You can categorize the numeric values inside the charts.
Here is a scatter chart showing Working Years at X-Axis and Monthly Income at Y-Axis, and I'm trying to visualize the relationship between the two variables.
This is one way to look at the relationship between the two, but there is another way, which is to categorize the numeric variables.
Here is a boxplot chart showing Working Years at X-Axis and Monthly Income at Y-Axis, but this time the Working Years is divided into 5 groups based on the numeric value range and each group is showing the distribution of Monthly Income at Y-Axis.
Assigning Numeric variable (or column) to X-Axis automatically changes the option to 'Category' and divide into 5 groups.
You can click on the green text to change the detail setting based on your needs.
You can change the number of groups (bins), for example.
Of course, this is not just for Boxplot, but also for other chart types as well. For example, here is a Bar chart showing the average monthly income (Y-Axis) for each category of the working years.
Pivot Table supports the categorization of numeri values as well.
You can use the 'Categorize Numeric' feature for the Color as well.
Here I've assigned Monthly Income column to Color, which automatically divides into 5 categories.
You can click on the green text to open the Color dialog where you can adjust the detail setting on how to group the numeric values and also update the label text for each group.
You can also use 'Categorize Numeric' for Repeat By.
We have seen the categorization of numeric columns with 'Equal Width' option so far, but there are other options as well.
Let's say you get data like this.
This bar chart is showing the sales by country.
The United States is the highest (the most left hand side) and most of the countries' sales are very small compared to the United States.
Now, we can visualize this data by using Map and assign Sales to Color. This would categorize the Sales' numeric values into 5 categories by default, and I have set the number of the categories to 10.
The problem is that only the United States (Red color) look different and everything else looks the similar blue color. This makes it harder to see any differences between the countries other than the United States.
We can try using the 'Equal Frequency' option for the binning, which will divide the numeric values into 10 groups (in this case) so that each group will have same number of countries. In this data, there are 165 countries, so each group will have about 16 countries.
You can divide the numeric values by setting specific threshold values.
Here, I've assigned the 'Age' column to X-Axis and showing the percentage of employees by 'Job Role' for each Age group.
In the property, I set specific dividing values (30, 40, 50) and added a label text for each group.
Another cool option for categorizing numeric values is 'Outlier'.
Here, I've used a histogram to visualize the distribution of Mother Age from the US baby data. By using Repeat By, I'm showing the histogram for each Mother Race type (e.g. White, Black, etc.)

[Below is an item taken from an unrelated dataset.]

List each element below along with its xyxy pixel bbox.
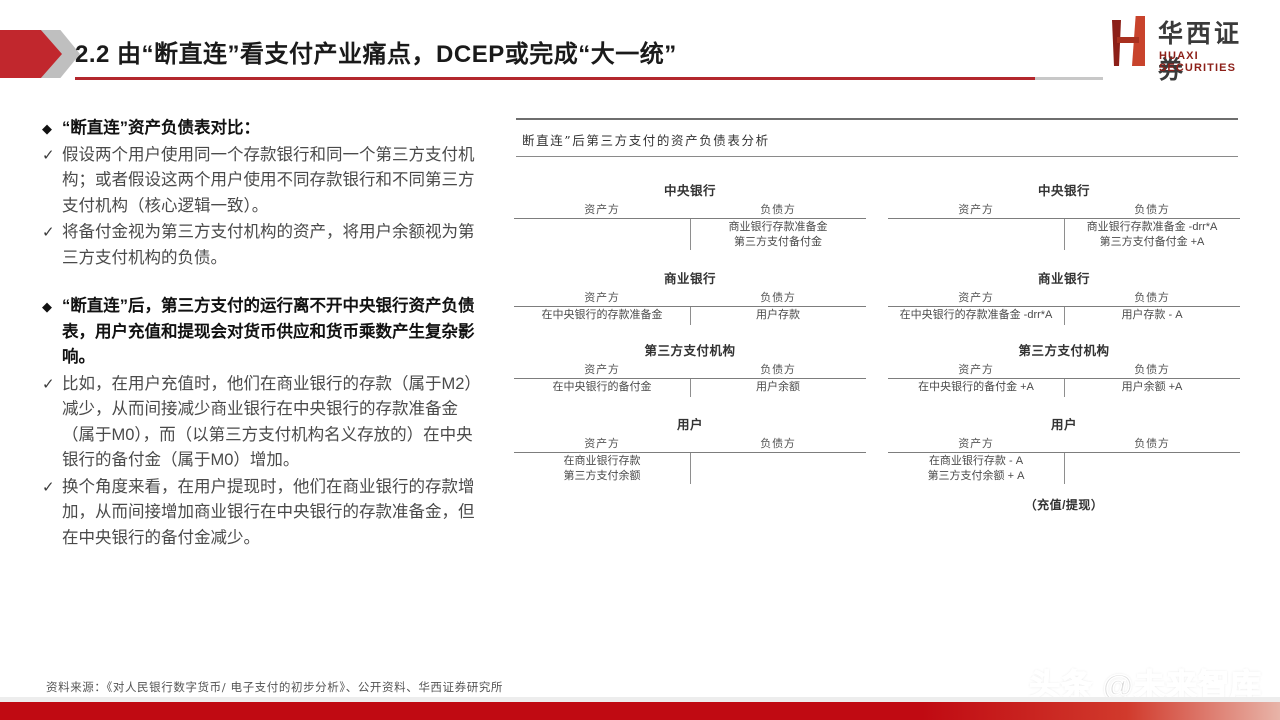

Now, if we want to show the outliers, which means that the mothers who gave birth at very early ages or very late ages, I can assign Mother Age column to Color and setup the categorization.
We can see the outliers are in either green (higher side of the outliers) or red (lower side of the outliers).
This 'Outlier' categorization is done against the whole data. But if we want to do it for each Mother Race group, we can set 'Group By' setting to use 'Repeat By'.
Now we can see that outlier ranges are different for each Mother Race group.